Friday, April 20, 2012

More regulations not less you dummies!

We interrupt the usual Friday beaver shots to bring this special announcement:
Washington, DC, April 19, 2012 — The U.S. Chemical Safety Board (CSB) announced today that its investigation into the April 20, 2010 Macondo well blowout, explosion and fire in the Gulf of Mexico is progressing, with two interim reports with findings and recommendations to be released this year. A final report is expected to be completed in early 2013.
Investigation findings to date indicate a need for companies and regulators to institute more rigorous accident prevention programs similar to those in use overseas. The CSB announcement was made approaching the second anniversary of the tragedy, which took eleven lives and caused the worst environmental disaster in U.S. history,

Process safety regulations and standards utilized by oil companies in refineries and process plants in the continental U.S. have a stronger major accident prevention focus, CSB investigators have determined. Unlike the U.S. offshore regulatory system, the “onshore” process safety requirements are more rigorous and apply both to operators and key contractors.
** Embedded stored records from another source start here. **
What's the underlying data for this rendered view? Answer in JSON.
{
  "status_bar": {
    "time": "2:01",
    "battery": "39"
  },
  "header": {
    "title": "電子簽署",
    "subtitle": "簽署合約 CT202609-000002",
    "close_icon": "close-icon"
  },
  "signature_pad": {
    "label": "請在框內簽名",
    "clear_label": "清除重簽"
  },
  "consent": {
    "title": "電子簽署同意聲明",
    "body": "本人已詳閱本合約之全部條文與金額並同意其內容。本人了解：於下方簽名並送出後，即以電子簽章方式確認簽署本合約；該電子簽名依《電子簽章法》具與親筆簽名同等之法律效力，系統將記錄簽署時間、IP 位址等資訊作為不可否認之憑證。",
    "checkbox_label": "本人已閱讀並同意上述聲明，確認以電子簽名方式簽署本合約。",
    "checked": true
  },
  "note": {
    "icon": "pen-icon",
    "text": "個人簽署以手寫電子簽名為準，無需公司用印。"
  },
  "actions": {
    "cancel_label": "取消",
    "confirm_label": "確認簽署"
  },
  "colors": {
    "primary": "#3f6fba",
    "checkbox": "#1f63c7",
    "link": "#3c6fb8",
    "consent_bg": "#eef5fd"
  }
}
My comments: Having worked in hazardous waste during the Bush years I have to say it was a "cover your own ass" situation. Your primary concern was just to stay alive to work another day. Many laws were violated both in terms of worker safety and to the general public welfare. But I can honestly say that I did my best under the circumstances on both accounts. I am still here after all and nothing made the headline news.


BBC said...

I'm still here in spite of everything. Go figure.

Randal Graves said...

Man, I'm starving. You gonna eat those shrimp?

Demeur said...

Billy you're really a zombie and just don't know it.

Well then head down to Ray's I hear it's today's special Shrimp de la BP. He got them real cheap.

The Blog Fodder said...

The failure was not BP. The failure was government regulatory enforcement. BP will try to get away with whatever it can unless the regulators keep a firm hand on their throats. Having said that, it does not excuse criminal negligence on the part of BP.
And I agree with those who say that people should be going to jail over this

S.W. Anderson said...

Straight-by-the-book regulators would probably stand a better chance getting Mafia debt collectors to eschew violence than get major oil companies to let rigorous safety practices cramp their insatiable appetite for profits. To say it's an uphill battle, especially in the post Bush years, it putting it mildly.

Even if that wasn't the case, regulators can't be on every rig or drilling project every day. Nor should they have to be. It was BP's responsibility to put safety first. Instead, the company's actions and decisions were beyond criminally negligent. Absolutely, people should be in prison right now for their role in that man-made disaster that cost 11 people their lives.